Arlene M. Fiore is a professor in the Department of Earth and Environmental Sciences at Lamont-Doherty Earth Observatory and Columbia University. Her research on tropospheric chemistry includes a focus on the two-way interactions between air pollution and climate change. Her research group analyzes ground-based, aircraft, and satellite observations alongside models to study the processes controlling air pollution on scales ranging from urban to global and daily to decadal. For the past decade, Professor Fiore was a Principal Investigator with the NASA Air Quality and Applied Sciences and Health and Air Quality Applied Sciences Teams. She has served on the Board on Atmospheric Sciences and Climate of the National Academy of Sciences and on the Steering Committee for the IGAC/SPARC Chemistry-Climate Modeling Initiative. She has co-authored more than 100 peer reviewed papers and is a recipient of the American Geophysical Union’s Macelwane medal. She completed her Ph.D. degree in year 2003 in Earth and Planetary Sciences from Harvard University.
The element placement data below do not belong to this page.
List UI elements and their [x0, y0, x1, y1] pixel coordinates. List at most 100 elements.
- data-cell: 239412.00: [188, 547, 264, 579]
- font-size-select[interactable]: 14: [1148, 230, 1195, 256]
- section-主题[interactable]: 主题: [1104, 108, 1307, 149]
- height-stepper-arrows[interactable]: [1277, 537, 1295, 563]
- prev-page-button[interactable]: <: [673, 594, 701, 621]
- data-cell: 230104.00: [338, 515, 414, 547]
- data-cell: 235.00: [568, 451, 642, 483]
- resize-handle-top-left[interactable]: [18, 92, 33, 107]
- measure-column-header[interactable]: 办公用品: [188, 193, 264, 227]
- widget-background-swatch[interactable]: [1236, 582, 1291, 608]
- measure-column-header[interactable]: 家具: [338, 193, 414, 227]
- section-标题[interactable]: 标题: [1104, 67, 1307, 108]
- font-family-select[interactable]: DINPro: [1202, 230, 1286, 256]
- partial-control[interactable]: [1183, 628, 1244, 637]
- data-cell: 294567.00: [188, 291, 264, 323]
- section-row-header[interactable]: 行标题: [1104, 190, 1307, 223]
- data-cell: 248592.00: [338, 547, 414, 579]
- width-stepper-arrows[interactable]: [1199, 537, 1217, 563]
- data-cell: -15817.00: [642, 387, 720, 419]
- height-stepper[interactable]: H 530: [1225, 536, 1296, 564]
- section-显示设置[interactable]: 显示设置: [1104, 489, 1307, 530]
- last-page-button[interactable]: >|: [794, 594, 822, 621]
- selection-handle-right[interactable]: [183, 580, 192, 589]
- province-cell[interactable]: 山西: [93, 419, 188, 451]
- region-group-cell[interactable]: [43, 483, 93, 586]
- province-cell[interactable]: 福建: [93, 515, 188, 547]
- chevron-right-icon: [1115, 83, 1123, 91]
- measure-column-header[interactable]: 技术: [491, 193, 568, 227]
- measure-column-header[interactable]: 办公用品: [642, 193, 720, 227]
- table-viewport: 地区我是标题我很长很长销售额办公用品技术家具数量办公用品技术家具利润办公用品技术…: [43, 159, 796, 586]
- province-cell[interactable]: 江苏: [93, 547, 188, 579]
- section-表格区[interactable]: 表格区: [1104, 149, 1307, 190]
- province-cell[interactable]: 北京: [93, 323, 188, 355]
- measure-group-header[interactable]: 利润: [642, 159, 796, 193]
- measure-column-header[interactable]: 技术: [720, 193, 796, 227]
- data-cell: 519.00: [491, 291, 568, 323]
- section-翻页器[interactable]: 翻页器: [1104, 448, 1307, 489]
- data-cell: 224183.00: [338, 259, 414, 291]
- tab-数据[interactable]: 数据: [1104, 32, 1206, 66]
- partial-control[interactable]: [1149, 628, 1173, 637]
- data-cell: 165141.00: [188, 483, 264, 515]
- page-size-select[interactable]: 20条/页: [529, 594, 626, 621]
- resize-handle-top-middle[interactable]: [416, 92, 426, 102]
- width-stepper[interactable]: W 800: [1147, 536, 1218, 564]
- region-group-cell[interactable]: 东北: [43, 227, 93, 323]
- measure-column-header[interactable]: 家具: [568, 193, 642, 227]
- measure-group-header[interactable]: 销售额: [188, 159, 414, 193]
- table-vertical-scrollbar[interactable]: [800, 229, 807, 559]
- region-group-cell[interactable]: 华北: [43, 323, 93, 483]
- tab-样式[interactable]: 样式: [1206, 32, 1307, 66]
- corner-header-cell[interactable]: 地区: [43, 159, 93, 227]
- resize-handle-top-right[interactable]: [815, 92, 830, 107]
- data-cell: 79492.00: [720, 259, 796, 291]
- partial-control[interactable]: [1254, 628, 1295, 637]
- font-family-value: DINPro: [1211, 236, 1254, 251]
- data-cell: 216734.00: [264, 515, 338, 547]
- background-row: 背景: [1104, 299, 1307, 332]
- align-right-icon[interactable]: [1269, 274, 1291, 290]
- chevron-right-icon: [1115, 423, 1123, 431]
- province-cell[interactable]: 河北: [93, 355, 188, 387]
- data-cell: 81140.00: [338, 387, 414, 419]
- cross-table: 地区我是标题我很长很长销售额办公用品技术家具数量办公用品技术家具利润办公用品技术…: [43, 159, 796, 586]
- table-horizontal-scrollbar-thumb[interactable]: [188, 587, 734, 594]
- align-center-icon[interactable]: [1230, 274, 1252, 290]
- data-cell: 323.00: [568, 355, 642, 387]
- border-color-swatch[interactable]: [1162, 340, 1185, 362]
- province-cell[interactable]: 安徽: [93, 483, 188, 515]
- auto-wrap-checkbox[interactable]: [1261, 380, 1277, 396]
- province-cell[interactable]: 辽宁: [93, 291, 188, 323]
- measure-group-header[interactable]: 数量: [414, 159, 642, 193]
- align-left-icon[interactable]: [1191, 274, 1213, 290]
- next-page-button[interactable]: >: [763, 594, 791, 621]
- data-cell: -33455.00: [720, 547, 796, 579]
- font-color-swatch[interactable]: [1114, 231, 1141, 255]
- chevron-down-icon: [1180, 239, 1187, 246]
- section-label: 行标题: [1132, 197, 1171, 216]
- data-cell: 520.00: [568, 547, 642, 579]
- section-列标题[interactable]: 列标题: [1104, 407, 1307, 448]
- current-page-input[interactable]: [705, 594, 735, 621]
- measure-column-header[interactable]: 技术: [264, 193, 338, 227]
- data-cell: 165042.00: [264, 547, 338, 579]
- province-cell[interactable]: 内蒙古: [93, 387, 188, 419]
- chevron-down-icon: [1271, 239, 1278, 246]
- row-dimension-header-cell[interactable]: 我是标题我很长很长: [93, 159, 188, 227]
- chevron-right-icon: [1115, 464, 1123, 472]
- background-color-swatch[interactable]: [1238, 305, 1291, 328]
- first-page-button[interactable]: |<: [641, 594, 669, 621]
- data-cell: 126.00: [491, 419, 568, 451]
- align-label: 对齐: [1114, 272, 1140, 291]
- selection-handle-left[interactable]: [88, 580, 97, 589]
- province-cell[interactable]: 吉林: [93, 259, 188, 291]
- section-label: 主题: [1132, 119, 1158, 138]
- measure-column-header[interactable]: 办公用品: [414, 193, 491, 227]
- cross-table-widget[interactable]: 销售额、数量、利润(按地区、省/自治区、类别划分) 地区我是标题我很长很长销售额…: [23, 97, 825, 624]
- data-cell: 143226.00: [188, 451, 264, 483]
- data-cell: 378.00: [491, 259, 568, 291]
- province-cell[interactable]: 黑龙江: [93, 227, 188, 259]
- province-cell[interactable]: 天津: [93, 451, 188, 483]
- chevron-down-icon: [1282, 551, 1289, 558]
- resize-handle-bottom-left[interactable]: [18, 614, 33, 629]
Ravina Aggarwal has been the Director of the Columbia Global Centers | Mumbai since 2015. She is a sociocultural anthropologist with a doctoral degree from Indiana University in 1994. Dr. Aggarwal taught in the Department of Anthropology at Smith College, where she became a tenured faculty member. Her research is based on extensive fieldwork in the Himalayas and her areas of study and teaching included political anthropology, peace-building, cultural studies, gender, and development. Prior to joining the Mumbai Center, Dr. Aggarwal worked at the Ford Foundation’s New Delhi office from 2007-2015, where she was responsible for strategic planning and grant-making for programs on development, social justice and public policy, with a focus on the fields of education, media and information technology, and arts and culture. She serves on the Advisory Board of the Mumbai-based Urban Design Research Institute and is one of the two founders of the Ladakh Arts and Media Organisation. Dr. Aggarwal is the author of several publications, including Beyond Lines of Control: Performing the Border in Ladakh, India (Duke University Press, Seagull Books) and the editor of Into the High Ranges (Penguin India) and Forsaking Paradise (Katha). She has recently completed Songbird (forthcoming Zubaan), a mystery novel for young adults set in the Himalayas.